Chief Acevedo told KXAN Friday he would like the city to hire as many as 450 more officers to keep up with the staffing formula.

The department added 15 new officers in mid-July to its force, but Acevedo said it was one of the smallest classes in recent years -- a size directly impacted by city budget constraints.

While it brought the force's numbers to 1,646 officers, it was still short of a full, sworn staff component closer to 1,700.

Right now at Austin’s Police Academy in the city’s southeast end, a class of 22 officers is making its way through what is known as modified training. This day, it was taser training. And like other lessons, it was a refresher for most here, and a painful one at that.

One by one, the recruits submitted to a taser shot fired by a training officer so they could experience the brief, crippling jolt of electricity meant to temporarily incapacitate the recipient.

Other recruits held their colleagues under their arms to help them to a soft, safe landing on a blue foam mat. Along the way, the cadets were reminded of different scenarios where they might be forced to deploy this less-than lethal policing tool.

The modified recruits come from nearby - like the Hays County Sheriff’s Office and Dallas - and from far away, too. Recruits from San Diego and San Jose as well as other much larger urban centers make up the class.

Officer cadet Milton Del Valle spent six years in the NYPD in South Queens and moved to as he put it, ‘get out of the rat race.’

“I had my fill of New York. (I was) born and raised there I was ready to show my wife and daughter a different way of life. I want her to grow up in a safer city," said Del Valle.

Since the recruits already have many of the skills and certifications in hand from their prior employers, as well as real time on the job, the department gets these experienced officers on the streets of Austin more quickly.

It can be as few as 17 weeks once they are accepted into the program.

Each has passed an equivalency exam to ensure they meet the standards of a peace officer in the state of Texas. When they graduate, these officers will be paid as second-year officers, despite their prior time on the job elsewhere. The City of Austin police pay schedule for 2012-2013 lists that annual salary as $68,819. 

During training, officer cadets earn the annual equivalent of $32,000. Moving these seasoned officers through the system in half the time means they benefit from less time having to absorb an effective pay cut.

Officer cadet Ian Erickson served with the US Marine Corps before serving five more years policing the web of neighborhoods around Los Angeles – including narcotics investigations. Now, a smaller city holds appeal for his career.

“(It’s) a different aspect of police work.
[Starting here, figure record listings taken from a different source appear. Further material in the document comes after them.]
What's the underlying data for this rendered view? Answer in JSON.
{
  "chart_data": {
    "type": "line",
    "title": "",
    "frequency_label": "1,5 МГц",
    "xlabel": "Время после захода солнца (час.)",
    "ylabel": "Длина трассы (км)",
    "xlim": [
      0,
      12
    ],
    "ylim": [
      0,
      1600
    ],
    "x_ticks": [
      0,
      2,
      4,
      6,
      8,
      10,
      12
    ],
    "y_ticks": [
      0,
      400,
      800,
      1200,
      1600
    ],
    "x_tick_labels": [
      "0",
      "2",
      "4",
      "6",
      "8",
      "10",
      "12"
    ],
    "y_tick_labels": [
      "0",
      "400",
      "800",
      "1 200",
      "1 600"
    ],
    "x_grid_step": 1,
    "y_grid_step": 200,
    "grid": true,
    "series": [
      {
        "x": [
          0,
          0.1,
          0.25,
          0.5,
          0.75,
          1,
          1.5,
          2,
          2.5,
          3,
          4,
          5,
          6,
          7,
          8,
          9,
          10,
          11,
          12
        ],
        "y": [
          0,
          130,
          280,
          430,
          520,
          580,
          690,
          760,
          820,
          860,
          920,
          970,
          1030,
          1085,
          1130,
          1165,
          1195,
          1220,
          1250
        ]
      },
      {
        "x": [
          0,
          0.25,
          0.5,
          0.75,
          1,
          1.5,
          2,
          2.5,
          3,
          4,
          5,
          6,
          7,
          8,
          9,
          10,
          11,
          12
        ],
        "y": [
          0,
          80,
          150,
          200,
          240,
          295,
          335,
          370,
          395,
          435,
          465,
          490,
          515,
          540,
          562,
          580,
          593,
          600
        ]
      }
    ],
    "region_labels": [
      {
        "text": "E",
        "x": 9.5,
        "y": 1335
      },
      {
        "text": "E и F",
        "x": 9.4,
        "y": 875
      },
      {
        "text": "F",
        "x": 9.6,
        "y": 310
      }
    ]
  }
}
A little bit smaller community, different types of crimes, different crime locations, different problem areas to concentrate on and other things I probably haven’t seen yet," he said.

The other factor APD training supervisors look for is the recruits’ ability to adjust to the more liberal, community-oriented culture of Austin.

"It’s a challenge for us to bring them here to this new culture," said Cadet Training Supervisor, Sgt. Zac Pruett.

“We’re very frank with them and this is what you’re going to encounter, this is what you’re going to embrace and so that message starts early," Pruett said.

The current group of modified recruits is due to graduate in the late spring. The chief hopes a second modified training class will start next January and continue annually after that.